The UK Coalition Government has elevated half-baked ideas to an art form. Whether it be the Pasty Tax, House extensions, or mortgage help (which could mean assistance for affluent second home buyers) to name but three, the Government has a remarkable knack for not really thinking through ideas.
It’s almost like Ministers leave a policy discussion mid-way through and brief the press instead of thrashing out the policy.
Meet the latest crack-pot idea from the Government – banning porn in public places on WiFI. Well, sort of . Maybe.

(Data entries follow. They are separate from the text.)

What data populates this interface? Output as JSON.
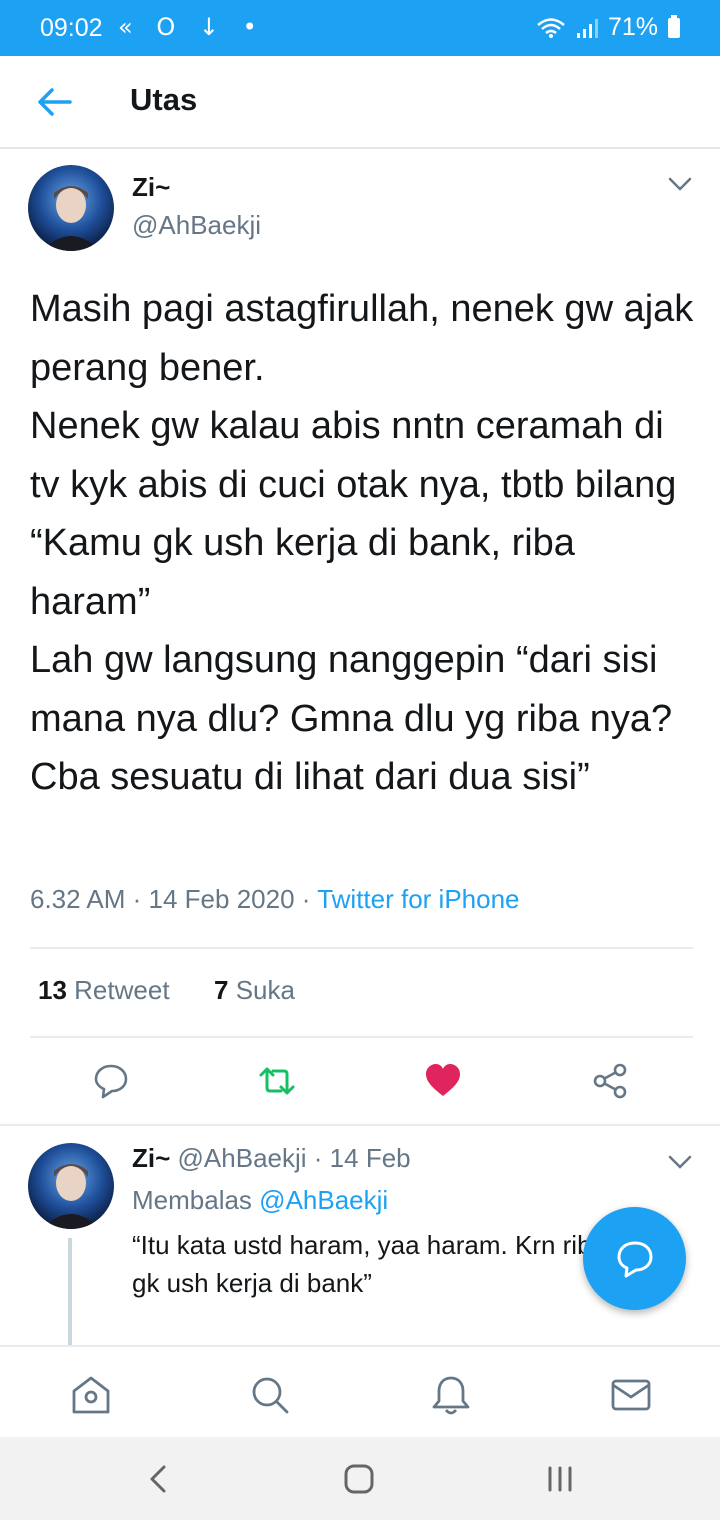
{
  "status_bar": {
    "time": "09:02",
    "left_icons": "« O ↓ •",
    "battery": "71%"
  },
  "header": {
    "title": "Utas"
  },
  "tweet": {
    "name": "Zi~",
    "handle": "@AhBaekji",
    "text": "Masih pagi astagfirullah, nenek gw ajak perang bener.\nNenek gw kalau abis nntn ceramah di tv kyk abis di cuci otak nya, tbtb bilang “Kamu gk ush kerja di bank, riba haram”\nLah gw langsung nanggepin “dari sisi mana nya dlu? Gmna dlu yg riba nya? Cba sesuatu di lihat dari dua sisi”",
    "time": "6.32 AM",
    "date": "14 Feb 2020",
    "source": "Twitter for iPhone",
    "retweet_count": "13",
    "retweet_label": "Retweet",
    "like_count": "7",
    "like_label": "Suka"
  },
  "reply": {
    "name": "Zi~",
    "handle": "@AhBaekji",
    "date": "14 Feb",
    "replying_prefix": "Membalas",
    "replying_to": "@AhBaekji",
    "text": "“Itu kata ustd haram, yaa haram. Krn riba, kamu gk ush kerja di bank”"
  },
  "colors": {
    "brand": "#1da1f2",
    "like": "#e0245e",
    "retweet": "#17bf63",
    "secondary_text": "#657786"
  }
}
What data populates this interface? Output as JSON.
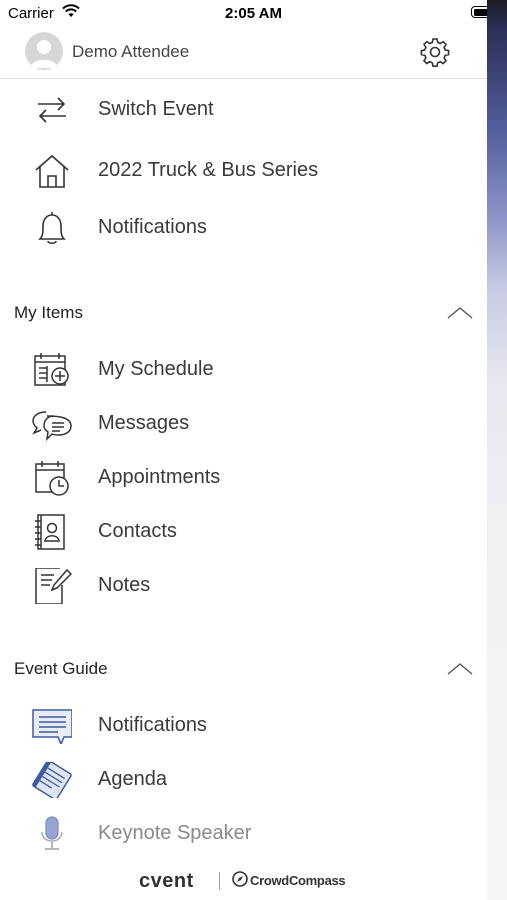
{
  "status_bar": {
    "carrier": "Carrier",
    "time": "2:05 AM"
  },
  "header": {
    "user_name": "Demo Attendee"
  },
  "top_menu": [
    {
      "label": "Switch Event",
      "icon": "switch-arrows-icon"
    },
    {
      "label": "2022 Truck & Bus Series",
      "icon": "home-icon"
    },
    {
      "label": "Notifications",
      "icon": "bell-icon"
    }
  ],
  "my_items": {
    "title": "My Items",
    "items": [
      {
        "label": "My Schedule",
        "icon": "schedule-add-icon"
      },
      {
        "label": "Messages",
        "icon": "messages-icon"
      },
      {
        "label": "Appointments",
        "icon": "appointments-icon"
      },
      {
        "label": "Contacts",
        "icon": "contacts-icon"
      },
      {
        "label": "Notes",
        "icon": "notes-icon"
      }
    ]
  },
  "event_guide": {
    "title": "Event Guide",
    "items": [
      {
        "label": "Notifications",
        "icon": "notification-card-icon"
      },
      {
        "label": "Agenda",
        "icon": "agenda-icon"
      },
      {
        "label": "Keynote Speaker",
        "icon": "microphone-icon"
      }
    ]
  },
  "footer": {
    "brand": "cvent",
    "partner": "CrowdCompass"
  },
  "colors": {
    "accent_blue": "#3f5aa3",
    "text": "#3a3a3a"
  }
}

According to a story in the Telegraph today, and being picked up on by the news networks, David Cameron will announce a Government-backed code of conduct which will mean that pornography is blocked in public spaces such as cafes and railway stations where children are likely to be present.

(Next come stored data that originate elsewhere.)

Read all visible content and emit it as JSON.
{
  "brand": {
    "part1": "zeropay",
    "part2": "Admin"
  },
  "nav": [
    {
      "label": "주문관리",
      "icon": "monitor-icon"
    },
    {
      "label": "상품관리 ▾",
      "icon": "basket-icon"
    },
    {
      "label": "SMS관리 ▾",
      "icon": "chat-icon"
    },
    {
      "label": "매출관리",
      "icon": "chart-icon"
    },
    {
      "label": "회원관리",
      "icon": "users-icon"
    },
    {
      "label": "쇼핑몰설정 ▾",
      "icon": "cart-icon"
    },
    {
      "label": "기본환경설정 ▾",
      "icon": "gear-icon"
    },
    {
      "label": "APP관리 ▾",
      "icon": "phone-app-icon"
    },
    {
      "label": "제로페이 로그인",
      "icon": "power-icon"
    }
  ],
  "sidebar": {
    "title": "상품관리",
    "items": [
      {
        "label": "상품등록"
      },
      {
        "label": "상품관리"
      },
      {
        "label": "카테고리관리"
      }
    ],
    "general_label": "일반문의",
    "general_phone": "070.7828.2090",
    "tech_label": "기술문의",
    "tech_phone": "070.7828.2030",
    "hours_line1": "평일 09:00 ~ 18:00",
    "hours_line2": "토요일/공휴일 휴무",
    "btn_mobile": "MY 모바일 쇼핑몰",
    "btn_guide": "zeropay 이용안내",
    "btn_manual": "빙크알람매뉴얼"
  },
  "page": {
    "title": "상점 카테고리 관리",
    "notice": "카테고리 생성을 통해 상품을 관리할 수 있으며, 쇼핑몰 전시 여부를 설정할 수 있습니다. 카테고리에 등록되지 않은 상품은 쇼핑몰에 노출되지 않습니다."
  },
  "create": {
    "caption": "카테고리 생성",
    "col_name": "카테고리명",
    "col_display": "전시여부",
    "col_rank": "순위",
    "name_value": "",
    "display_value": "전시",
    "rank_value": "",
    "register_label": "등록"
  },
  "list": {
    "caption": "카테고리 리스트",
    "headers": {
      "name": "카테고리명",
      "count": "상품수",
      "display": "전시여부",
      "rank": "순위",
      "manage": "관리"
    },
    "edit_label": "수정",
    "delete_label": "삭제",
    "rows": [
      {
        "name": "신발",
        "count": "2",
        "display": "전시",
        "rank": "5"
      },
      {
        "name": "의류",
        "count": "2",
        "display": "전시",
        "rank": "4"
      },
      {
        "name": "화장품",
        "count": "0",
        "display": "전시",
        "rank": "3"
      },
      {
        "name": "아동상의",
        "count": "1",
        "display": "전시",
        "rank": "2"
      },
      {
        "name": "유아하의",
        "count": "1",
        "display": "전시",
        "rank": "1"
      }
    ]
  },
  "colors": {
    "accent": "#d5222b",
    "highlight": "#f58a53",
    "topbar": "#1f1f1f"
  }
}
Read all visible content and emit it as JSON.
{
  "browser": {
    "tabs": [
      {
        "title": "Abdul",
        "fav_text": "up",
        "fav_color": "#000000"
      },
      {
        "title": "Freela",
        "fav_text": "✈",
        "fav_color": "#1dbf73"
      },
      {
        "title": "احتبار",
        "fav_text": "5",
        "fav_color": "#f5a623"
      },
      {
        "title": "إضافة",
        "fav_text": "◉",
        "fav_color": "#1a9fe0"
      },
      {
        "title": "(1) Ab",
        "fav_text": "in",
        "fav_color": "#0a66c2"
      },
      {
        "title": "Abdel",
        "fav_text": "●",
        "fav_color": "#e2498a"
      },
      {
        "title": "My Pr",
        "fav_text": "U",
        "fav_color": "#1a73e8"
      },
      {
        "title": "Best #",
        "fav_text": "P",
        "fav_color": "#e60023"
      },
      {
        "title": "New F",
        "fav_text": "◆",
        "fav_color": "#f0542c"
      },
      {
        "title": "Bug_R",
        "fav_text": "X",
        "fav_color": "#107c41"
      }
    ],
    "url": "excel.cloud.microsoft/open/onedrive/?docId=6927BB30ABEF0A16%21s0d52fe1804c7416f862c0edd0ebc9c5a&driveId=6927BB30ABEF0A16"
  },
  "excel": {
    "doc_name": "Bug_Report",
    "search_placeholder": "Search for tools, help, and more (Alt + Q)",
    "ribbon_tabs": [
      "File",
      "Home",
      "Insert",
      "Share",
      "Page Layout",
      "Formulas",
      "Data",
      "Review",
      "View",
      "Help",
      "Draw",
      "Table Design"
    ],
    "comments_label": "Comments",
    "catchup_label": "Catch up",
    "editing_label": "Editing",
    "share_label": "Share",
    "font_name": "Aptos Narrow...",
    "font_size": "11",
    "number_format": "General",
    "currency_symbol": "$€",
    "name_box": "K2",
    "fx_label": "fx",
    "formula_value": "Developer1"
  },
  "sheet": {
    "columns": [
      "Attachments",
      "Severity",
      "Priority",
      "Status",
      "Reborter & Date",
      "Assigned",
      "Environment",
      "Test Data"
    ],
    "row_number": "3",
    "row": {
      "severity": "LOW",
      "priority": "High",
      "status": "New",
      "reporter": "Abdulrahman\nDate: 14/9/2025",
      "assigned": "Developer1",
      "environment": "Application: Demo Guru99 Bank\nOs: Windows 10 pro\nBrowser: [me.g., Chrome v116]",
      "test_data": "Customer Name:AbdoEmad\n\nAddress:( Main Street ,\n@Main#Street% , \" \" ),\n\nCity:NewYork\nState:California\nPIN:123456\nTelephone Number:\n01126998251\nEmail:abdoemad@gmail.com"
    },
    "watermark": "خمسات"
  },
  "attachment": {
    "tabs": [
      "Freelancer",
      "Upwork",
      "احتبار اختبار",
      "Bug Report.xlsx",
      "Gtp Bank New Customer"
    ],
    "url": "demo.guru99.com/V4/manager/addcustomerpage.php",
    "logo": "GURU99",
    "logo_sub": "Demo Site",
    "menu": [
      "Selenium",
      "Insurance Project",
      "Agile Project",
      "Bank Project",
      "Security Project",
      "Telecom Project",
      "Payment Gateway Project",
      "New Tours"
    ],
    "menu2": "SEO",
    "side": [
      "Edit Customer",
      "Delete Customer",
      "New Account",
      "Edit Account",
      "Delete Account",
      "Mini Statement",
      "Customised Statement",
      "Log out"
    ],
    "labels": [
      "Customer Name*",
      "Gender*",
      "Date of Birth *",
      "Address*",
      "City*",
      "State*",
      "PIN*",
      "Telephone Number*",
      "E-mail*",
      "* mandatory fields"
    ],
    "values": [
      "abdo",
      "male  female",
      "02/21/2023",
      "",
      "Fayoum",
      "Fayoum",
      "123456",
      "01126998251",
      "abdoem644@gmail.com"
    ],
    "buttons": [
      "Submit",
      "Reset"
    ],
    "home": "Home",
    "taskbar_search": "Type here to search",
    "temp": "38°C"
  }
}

The Government is apparently aiming for “good, clean WiFi”. If that moralising drivel didn’t clinch it for you, there is even an economic angle: “clean” WiFi plans could help reinvigorate local high streets claims Cameron. Yes, first Mary Portas was drafted in, now no naughtiness on your mobile device. It can be only a matter of time before the IMF advise economies across the world to roll-out similarly innovative and economy-boosting measures.
Now, Cameron is a man of the twenty-first century and it strikes me as a little odd that he hasn’t yet noticed that modern phones, and iPads/similar devices often come with 3G (and increasingly 4G) technology. The idea that you need WiFi is absurd.
Which spaces are to be included? Those pesky young people get everywhere. Presumably we are not merely talking about the devices that ‘children’ are using but also the devices that children might view? So, we need to block content on all devices.
But what content is it that we will be blocking? Is it pornography? How far will ‘clean’ go? Would a Viz count as filth? What of Private Eye magazine? What of the various tasteless videos to be found on YouTube? I’m quite sure the Government didn’t intend to unleash the greatest example of state intrusion and censorship of recent years, but then the Pasty Tax was only meant to target those cooked chickens in Waitrose that a junior minister once spotted.
Will it extend to Apps and sites that are capable of delivering ‘pornography’ or simply those that appear to be prima facie porn? Take the ‘gay’ networking App Grindr. It does not display nude photographs as the profile picture in accordance with Apple policies but men can easily send naked images to one another within the App. Given the rationale of the government, the App would need to be blocked as a whole.
How will this be regulated? Will cafes need to apply for new licesnses to permit the public use of WiFi? Will they ban people from using mobile devices unless it is on the official ‘clean’ WiFi?
As ever, this is a throw-away policy, badly thought through (if at all) and counter to the values of freedom and individual liberty which supposedly both parties in the Coalition believe in.